Je ne peux m’empêcher de sourire. C’est sûr, ma grand-mère a longtemps troqué sa taille d’antan pour être bien plus confortable que je prenais plaisir à redécouvrir lorsqu’il lui arrivait de me prendre dans ses bras. Elle n’était pas souvent de bonne humeur mais elle savait ce qu’elle voulait. Tout devait être comme elle le souhaitait. Une main de velours dans un gant en fer. D’ailleurs, je n’ai jamais vraiment compris comment Gus pouvait la supporter, c’est un des rares ouvriers qui ait tenu le coup aussi longtemps. La plupart claquent la porte après quelques mois maudissant le côté ronchon et autoritaire de Granny. Devant la porte du bureau, j’hésite à entrer alors que Gus ne se gêne pas pour inspecter le tapis aux couleurs criardes. Je l’observe se mettre à quatre pattes.

  • Ne penses-tu pas que tu exagères ? Elle a peut-être fait une chute de tension ou… 

Il me coupe la parole intensément et lâche :

  • Chut. C’est moi l’adulte. 

Il replonge sa tête au sol tandis que ma bouche est grande ouverte. Je ne sais quoi répondre. En théorie, il n’a que cinq années de plus que moi mais je ne peux m’empêcher de me dire qu’il a certainement raison. Ma grand-mère pouvait se montrer tellement pénible qu’elle s’était surement mis chaque habitant de Laredo à dos. Je profite du fait qu’il soit occupé à ramasser la poussière du tapis avec son corps pour inspecter le bureau de Granny. Sur aucun des coins il n’y a de trace de sang. Et si Gus avait raison ?

  •  Dis, la vieille, elle n’a jamais quitté la ville, non ? 

Je réponds machinalement tout en ouvrant un bouquin qui retrace l’historique du Texas

  • Non, elle n’a jamais quitté la ville. D’ailleurs, je ne suis même pas sûre qu’elle soit retournée à Austin un jour. Pourquoi ? 

Il se matérialise à côté de moi, me tends son poing et dépose dans ma main un petit coquillage blanc fendu.

  • Tu m’expliques comment c’est arrivé là, alors ? 

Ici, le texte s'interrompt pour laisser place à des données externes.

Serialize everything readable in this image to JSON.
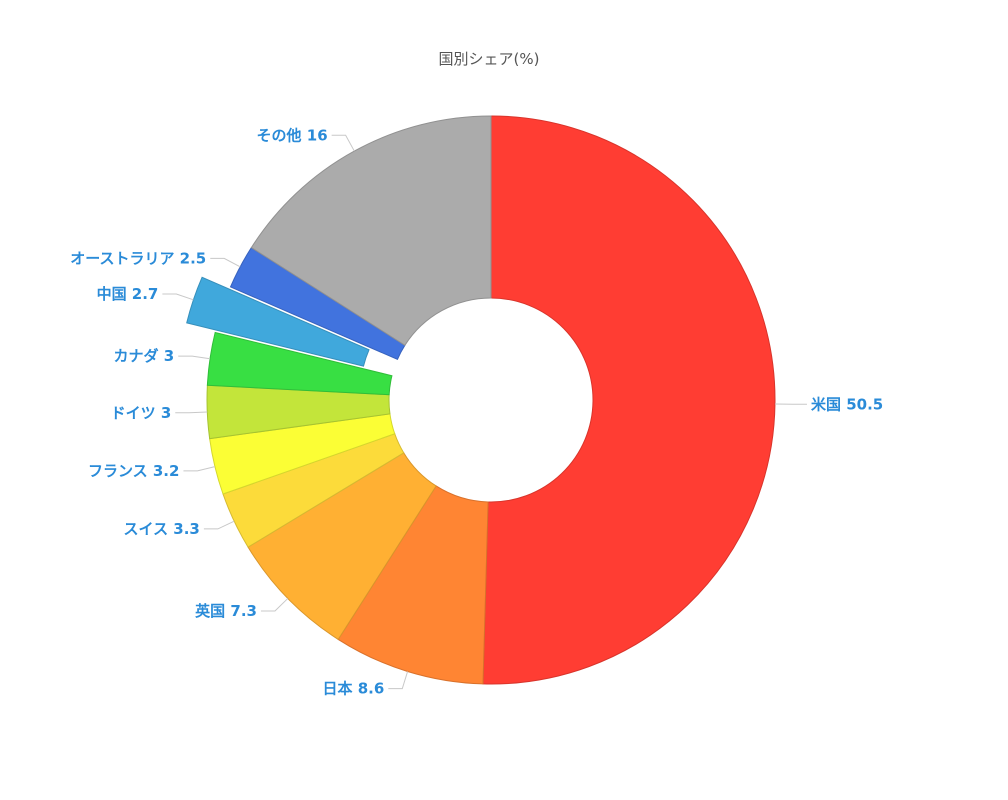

J’ai à la fois envie de frapper son visage pour voir disparaître son air insolent mais également envie de fondre sous tant d’intelligence et de perspicacité.

  • En tout cas, ce n’est pas moi qui l'ai placé là, je n’ai jamais été à la mer de ma vie. 

Les yeux de Gus brillent de malice. Je comprends instantanément le jeu qu’il se fait dans sa tête et son sourire excité affirme ce que je redoute : il veut découvrir d’où provient ce mystérieux coquillage. Est-ce qu’il est trop fou pour se rendre compte que c’est impossible ?! Je n’arrive pas à le suivre, je vais finir par boire la tasse.